The journey begins with the inaugural ordinal, marking the first satoshi ever minted in 2008. As satoshis change hands through transactions, the order is meticulously preserved using a first-in, first-out system. This chronological preservation ensures that each satoshi retains its original order, contributing to the overarching narrative of ordinal theory.
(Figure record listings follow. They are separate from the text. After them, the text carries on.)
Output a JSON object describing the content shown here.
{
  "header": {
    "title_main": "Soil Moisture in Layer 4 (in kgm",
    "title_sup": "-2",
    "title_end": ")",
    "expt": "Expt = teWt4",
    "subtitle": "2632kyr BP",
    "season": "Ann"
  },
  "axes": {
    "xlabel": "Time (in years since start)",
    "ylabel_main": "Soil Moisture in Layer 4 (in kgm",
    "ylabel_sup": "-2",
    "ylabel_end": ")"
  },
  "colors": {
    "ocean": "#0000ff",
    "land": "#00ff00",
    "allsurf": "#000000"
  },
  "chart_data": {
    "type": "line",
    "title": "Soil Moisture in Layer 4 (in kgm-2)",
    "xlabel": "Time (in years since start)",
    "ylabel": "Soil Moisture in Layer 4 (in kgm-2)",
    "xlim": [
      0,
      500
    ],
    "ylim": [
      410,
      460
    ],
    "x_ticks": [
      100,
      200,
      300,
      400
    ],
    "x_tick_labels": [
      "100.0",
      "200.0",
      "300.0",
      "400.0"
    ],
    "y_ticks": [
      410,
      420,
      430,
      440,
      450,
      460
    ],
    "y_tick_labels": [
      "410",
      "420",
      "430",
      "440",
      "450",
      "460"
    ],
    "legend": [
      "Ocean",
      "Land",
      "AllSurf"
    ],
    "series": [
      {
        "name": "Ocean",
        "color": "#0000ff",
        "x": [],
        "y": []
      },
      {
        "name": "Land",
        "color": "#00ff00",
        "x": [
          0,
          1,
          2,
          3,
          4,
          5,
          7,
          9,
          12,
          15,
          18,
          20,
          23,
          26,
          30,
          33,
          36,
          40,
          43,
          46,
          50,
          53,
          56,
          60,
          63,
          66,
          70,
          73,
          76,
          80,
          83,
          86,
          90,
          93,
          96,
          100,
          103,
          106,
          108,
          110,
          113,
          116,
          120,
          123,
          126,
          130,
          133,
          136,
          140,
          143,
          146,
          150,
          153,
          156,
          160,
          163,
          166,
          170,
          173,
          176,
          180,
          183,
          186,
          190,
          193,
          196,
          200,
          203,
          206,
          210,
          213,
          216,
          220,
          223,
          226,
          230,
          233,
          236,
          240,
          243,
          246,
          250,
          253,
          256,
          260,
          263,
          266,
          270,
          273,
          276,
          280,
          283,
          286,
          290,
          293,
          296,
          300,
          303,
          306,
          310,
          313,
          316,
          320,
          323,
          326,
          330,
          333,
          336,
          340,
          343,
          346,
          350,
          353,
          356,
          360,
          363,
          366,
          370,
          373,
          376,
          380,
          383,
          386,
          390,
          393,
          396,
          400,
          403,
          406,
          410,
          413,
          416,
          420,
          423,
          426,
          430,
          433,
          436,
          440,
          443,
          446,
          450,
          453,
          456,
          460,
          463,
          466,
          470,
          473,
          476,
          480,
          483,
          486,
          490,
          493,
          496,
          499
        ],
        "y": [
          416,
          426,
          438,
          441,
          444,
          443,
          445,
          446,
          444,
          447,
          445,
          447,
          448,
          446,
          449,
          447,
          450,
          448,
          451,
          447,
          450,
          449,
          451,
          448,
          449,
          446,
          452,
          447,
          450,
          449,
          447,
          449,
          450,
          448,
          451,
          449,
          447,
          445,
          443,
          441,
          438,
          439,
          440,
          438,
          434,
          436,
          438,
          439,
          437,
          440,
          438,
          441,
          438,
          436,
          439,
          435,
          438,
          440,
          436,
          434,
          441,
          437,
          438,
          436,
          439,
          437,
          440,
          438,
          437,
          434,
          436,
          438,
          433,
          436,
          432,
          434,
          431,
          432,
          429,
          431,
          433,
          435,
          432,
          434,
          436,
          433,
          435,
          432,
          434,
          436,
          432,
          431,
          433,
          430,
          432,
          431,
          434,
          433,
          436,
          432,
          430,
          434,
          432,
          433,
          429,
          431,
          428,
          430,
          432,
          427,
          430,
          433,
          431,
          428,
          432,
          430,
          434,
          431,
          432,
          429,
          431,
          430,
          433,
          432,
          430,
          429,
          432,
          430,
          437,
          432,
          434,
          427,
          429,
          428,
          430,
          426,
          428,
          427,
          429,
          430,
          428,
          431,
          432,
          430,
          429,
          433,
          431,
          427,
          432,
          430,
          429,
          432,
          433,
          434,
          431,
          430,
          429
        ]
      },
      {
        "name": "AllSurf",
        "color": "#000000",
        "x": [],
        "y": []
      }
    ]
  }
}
In essence, ordinal theory acts as the TokenID for Bitcoin, infusing a sense of individuality into each satoshi and reshaping the landscape of Bitcoin fungibility. This innovative approach opens new possibilities within the realm of ordinal NFTs, offering a nuanced perspective on the otherwise interchangeable nature of bitcoins on the blockchain.

Ordinals are numbered in the order that they are mined. Ordering is preserved across transactions based on a first-in, first-out process.

Ordinal theory doesn’t infringe upon the fundamental fungibility of Bitcoin. The official Bitcoin protocol doesn’t formally acknowledge this unique satoshi ordering. Instead, a community of ordinal enthusiasts has chosen to collectively attribute significance to this numbering system and develop tools that respect and uphold it.


Metadata in Non-Bitcoin NFTs: In non-Bitcoin blockchains, metadata represents optional data attached to a non-fungible token, showcasing a wide range of assets such as art, in-game items, and financial assets. In ordinal NFTs, metadata is inscribed within the witness data of a transaction.

Metadata in Ordinal NFTs: Where Inscriptions Find Their Place

Unlike their non-Bitcoin counterparts, ordinal NFTs do not have a dedicated space for metadata. Instead, the metadata for ordinal NFTs resides within the witness data of a transaction.

An example of a Bitcoin inscription — a CryptoPunk image repurposed by its owner.

This is the essence of the term “inscription” — the data linked to a specific satoshi is “inscribed” within that specific section of a Bitcoin transaction. To inscribe a particular satoshi with data and create an ordinal NFT, users need to initiate a transaction involving an individual satoshi to a Taproot-compatible wallet. Here, they can seamlessly attach the desired metadata as part of the transaction. It’s crucial to pay attention to the transaction’s ordering to ensure the chosen satoshi is not utilized as a network fee. Utilizing tools that automate this process can mitigate these risks, simplifying the entire procedure, especially for non-technical users.

The Fluid Nature of Bitcoin Ordinals

Bitcoin ordinals differ from standard NFTs due to their fluid nature. The Bitcoin protocol does not officially recognize ordinal theory, allowing ordinals to be either fungible or non-fungible, depending on the user’s preference for preserving individual satoshis.

For instance, if a Bitcoin user doesn’t acknowledge or care about an ordinal or its attached data, the ordinal can function like any other Bitcoin — fungible and transferable. This flexibility sets ordinals apart from Ethereum NFTs, as Ethereum treats fungible tokens and NFTs differently, making them distinct and preventing confusion.

The Ongoing Debate Surrounding Ordinal NFTs

The emergence of ordinal NFTs has sparked debates within the Bitcoin community regarding the fundamental role and ethos of Bitcoin.

Some argue that Bitcoin should primarily serve secure financial transactions, criticizing the rise of ordinal inscriptions for potentially congesting Bitcoin’s block space and increasing transaction fees. On the flip side, enthusiasts see the cultural and memetic value ordinal NFTs bring to the Bitcoin blockchain, expanding its immutable, decentralized database beyond financial transactions.

This underscores the continuous dialogue surrounding the role of ordinals in shaping the future of Bitcoin.

Furthermore, beyond crafting Ordinal NFTs, the protocol holds the potential to extend its utility. For instance, it could be leveraged to associate ordinal satoshis with individual security tokens or stablecoins. Additionally, it opens avenues for implementing Bitcoin smart contracts, presenting an opportunity to introduce the cryptocurrency to a wider audience.